制度・政策

脱炭素先行地域の取り組みを横展開へ、3つのモデルを重点支援 環境省新方針 - kankyo-business.jp

kankyo-business.jp 2026-06-02
環境省は脱炭素先行地域の取り組みを全国に横展開するため、3つの重点支援モデルを軸とした新方針を打ち出した。

専門家の視点

全国100カ所以上の脱炭素先行地域で生まれたノウハウを、環境省が「公共施設の省CO2化」「住宅・業務ビルのZEB・ZEH+」「中小企業の省エネ再エネ」の3モデルに絞って横展開する方針です。実体として、各地域で多様なテストが済みつつある一方、それを全国の一般自治体や中小企業へ拡げる実行手段はまだ制度設計段階にあります。ここで「物語」は成功事例の型化ですが、「誰が実行するか」のレイヤーが抜け落ちています。モデルを導入する自治体側には、計画策定や補助金申請を担う人材が明らかに不足しており、制度だけ走っても現場のキャパシティが追いつかない構造です。また、この3モデルが全ての地域特性に合うという前提は危うく、例えば漁業地域や中山間地では別の優先課題が存在します。

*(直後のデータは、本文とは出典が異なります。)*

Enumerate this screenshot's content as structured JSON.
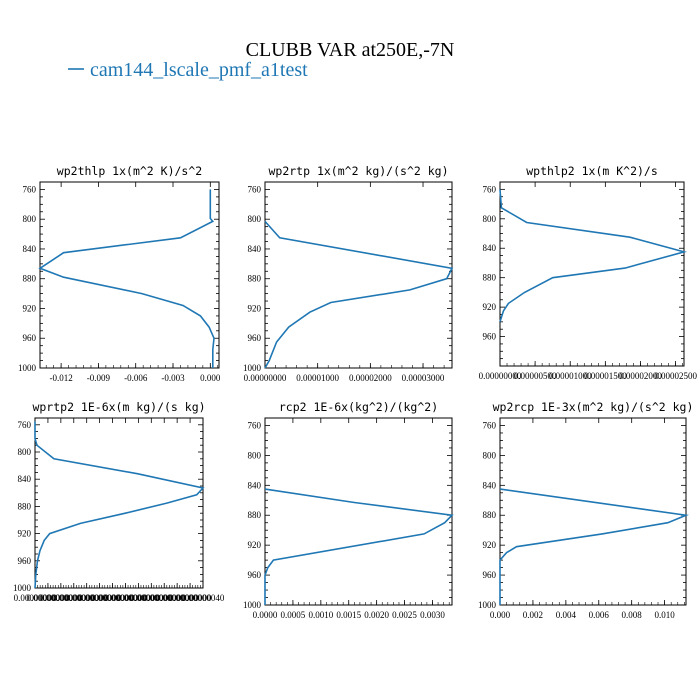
{
  "figure": {
    "title": "CLUBB VAR at250E,-7N",
    "legend_label": "cam144_lscale_pmf_a1test",
    "legend_color": "#1f77b4"
  },
  "chart_data": [
    {
      "type": "line",
      "title": "wp2thlp  1x(m^2 K)/s^2",
      "xlim": [
        -0.0137,
        0.0007
      ],
      "ylim": [
        1000,
        750
      ],
      "yticks": [
        760,
        800,
        840,
        880,
        920,
        960,
        1000
      ],
      "xticks": [
        -0.012,
        -0.009,
        -0.006,
        -0.003,
        0.0
      ],
      "xtick_labels": [
        "-0.012",
        "-0.009",
        "-0.006",
        "-0.003",
        "0.000"
      ],
      "series": [
        {
          "color": "#1f77b4",
          "x": [
            0.0,
            0.0,
            0.0002,
            -0.0024,
            -0.0118,
            -0.0137,
            -0.0118,
            -0.0055,
            -0.0022,
            -0.0008,
            -0.0001,
            0.0003,
            0.0002,
            0.0002,
            0.0002
          ],
          "y": [
            760,
            799,
            803,
            825,
            845,
            866,
            878,
            900,
            916,
            930,
            945,
            960,
            975,
            990,
            1000
          ]
        }
      ]
    },
    {
      "type": "line",
      "title": "wp2rtp  1x(m^2 kg)/(s^2 kg)",
      "xlim": [
        0,
        3.55e-05
      ],
      "ylim": [
        1000,
        750
      ],
      "yticks": [
        760,
        800,
        840,
        880,
        920,
        960,
        1000
      ],
      "xticks": [
        0,
        1e-05,
        2e-05,
        3e-05
      ],
      "xtick_labels": [
        "0.00000000",
        "0.00001000",
        "0.00002000",
        "0.00003000"
      ],
      "series": [
        {
          "color": "#1f77b4",
          "x": [
            0,
            2.8e-06,
            3.55e-05,
            3.45e-05,
            2.75e-05,
            1.25e-05,
            8.5e-06,
            4.5e-06,
            2.2e-06,
            8e-07,
            0
          ],
          "y": [
            803,
            825,
            866,
            880,
            895,
            912,
            925,
            945,
            965,
            990,
            1000
          ]
        }
      ]
    },
    {
      "type": "line",
      "title": "wpthlp2  1x(m K^2)/s",
      "xlim": [
        0,
        2.62e-05
      ],
      "ylim": [
        1000,
        750
      ],
      "yticks": [
        760,
        800,
        840,
        880,
        920,
        960
      ],
      "xticks": [
        0,
        5e-06,
        1e-05,
        1.5e-05,
        2e-05,
        2.5e-05
      ],
      "xtick_labels": [
        "0.00000000",
        "0.00000500",
        "0.00001000",
        "0.00001500",
        "0.00002000",
        "0.00002500"
      ],
      "series": [
        {
          "color": "#1f77b4",
          "x": [
            0,
            2e-07,
            3.8e-06,
            1.85e-05,
            2.62e-05,
            1.78e-05,
            7.5e-06,
            3.5e-06,
            1.2e-06,
            5e-07,
            0
          ],
          "y": [
            760,
            785,
            805,
            825,
            845,
            867,
            880,
            900,
            915,
            925,
            940
          ]
        }
      ]
    },
    {
      "type": "line",
      "title": "wprtp2  1E-6x(m kg)/(s kg)",
      "xlim": [
        0,
        4e-07
      ],
      "ylim": [
        1000,
        750
      ],
      "yticks": [
        760,
        800,
        840,
        880,
        920,
        960,
        1000
      ],
      "xtick_labels": [
        "0.00000000",
        "0.00000000",
        "0.00000000",
        "0.00000000",
        "0.00000000",
        "0.00000000",
        "0.00000000",
        "0.00000000",
        "0.00000000",
        "0.00000000",
        "0.00000000",
        "0.00000000",
        "0.00000000",
        "0.00000040"
      ],
      "series": [
        {
          "color": "#1f77b4",
          "x": [
            0,
            0,
            4.5e-09,
            4.5e-08,
            2.45e-07,
            4e-07,
            3.85e-07,
            3.15e-07,
            2.15e-07,
            1.08e-07,
            3.5e-08,
            2.2e-08,
            1.2e-08,
            6e-09,
            2e-09,
            0
          ],
          "y": [
            755,
            780,
            790,
            810,
            832,
            853,
            863,
            875,
            890,
            905,
            920,
            930,
            945,
            960,
            980,
            1000
          ]
        }
      ]
    },
    {
      "type": "line",
      "title": "rcp2  1E-6x(kg^2)/(kg^2)",
      "xlim": [
        0,
        0.00335
      ],
      "ylim": [
        1000,
        750
      ],
      "yticks": [
        760,
        800,
        840,
        880,
        920,
        960,
        1000
      ],
      "xticks": [
        0,
        0.0005,
        0.001,
        0.0015,
        0.002,
        0.0025,
        0.003
      ],
      "xtick_labels": [
        "0.0000",
        "0.0005",
        "0.0010",
        "0.0015",
        "0.0020",
        "0.0025",
        "0.0030"
      ],
      "series": [
        {
          "color": "#1f77b4",
          "x": [
            0,
            0.0016,
            0.00335,
            0.00322,
            0.00285,
            0.00015,
            5e-05,
            0,
            0
          ],
          "y": [
            845,
            863,
            880,
            890,
            905,
            940,
            950,
            960,
            1000
          ]
        }
      ]
    },
    {
      "type": "line",
      "title": "wp2rcp  1E-3x(m^2 kg)/(s^2 kg)",
      "xlim": [
        0,
        0.0113
      ],
      "ylim": [
        1000,
        750
      ],
      "yticks": [
        760,
        800,
        840,
        880,
        920,
        960,
        1000
      ],
      "xticks": [
        0,
        0.002,
        0.004,
        0.006,
        0.008,
        0.01
      ],
      "xtick_labels": [
        "0.000",
        "0.002",
        "0.004",
        "0.006",
        "0.008",
        "0.010"
      ],
      "series": [
        {
          "color": "#1f77b4",
          "x": [
            0,
            0.0113,
            0.0102,
            0.0062,
            0.001,
            0.0004,
            0,
            0
          ],
          "y": [
            845,
            880,
            890,
            905,
            922,
            930,
            940,
            1000
          ]
        }
      ]
    }
  ]
}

期待先行の側面が強く、市場や自治体が「横展開前倒し」に反応して動き出す前に、支援人材の育成と地域個別性への応用力が問われます。次の観測点は、環境省がこの3モデルに紐づけて具体的な実行支援の人数や予算配分を示せるかどうかであり、それが示されない限り、物語が実体を数歩先に進んだまま宙吊りになるリスクがあると指摘します。